By Stephen DravisiBerkshires Staff
WILLIAMSTOWN, Mass. — The Board of Health last week agreed to look into drafting a local ordinance that would regulate the sale of nitrous oxide.
 
Resident Danielle Luchi raised the issue, telling the board she recently learned a local retailer was selling large containers of the compound, which has legitimate medical and culinary uses but also is used as a recreational drug.
 
The nitrous oxide (N2O) canisters are widely marketed as "whippets," a reference to the compound's use in creating whipped cream. Also called "laughing gas" for its medical use for pain relief and sedation, N2O is also used recreationally — and illegally — to achieve feelings of euphoria and relaxation, sometimes with tragic consequences.
 
A study published in the Journal of the American Medical Association earlier this year found that, "from 2010 to 2023, there was a total of 1,240 deaths attributable to nitrous oxide poisoning among people aged 15 to 74 years in the U.S."
 
"Nitrous oxide is a drug," Luchi told the board at its Tuesday morning meeting. "Kids are getting high from it.
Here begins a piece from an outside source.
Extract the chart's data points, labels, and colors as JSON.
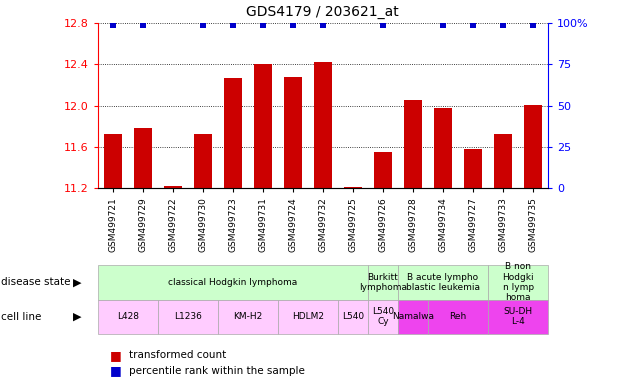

They're dying in their cars."
 
To combat the issue, the city of Northampton passed an ordinance that went into effect in June of this year.
 
"Under the new policy … the sale of [nitrous oxide] is prohibited in all retail establishments in Northampton, with the exception of licensed kitchen supply stores and medical supply stores," according to Northampton's website. "The regulation also limits sales to individuals 21 years of age and older and requires businesses to verify age using a valid government-issued photo ID."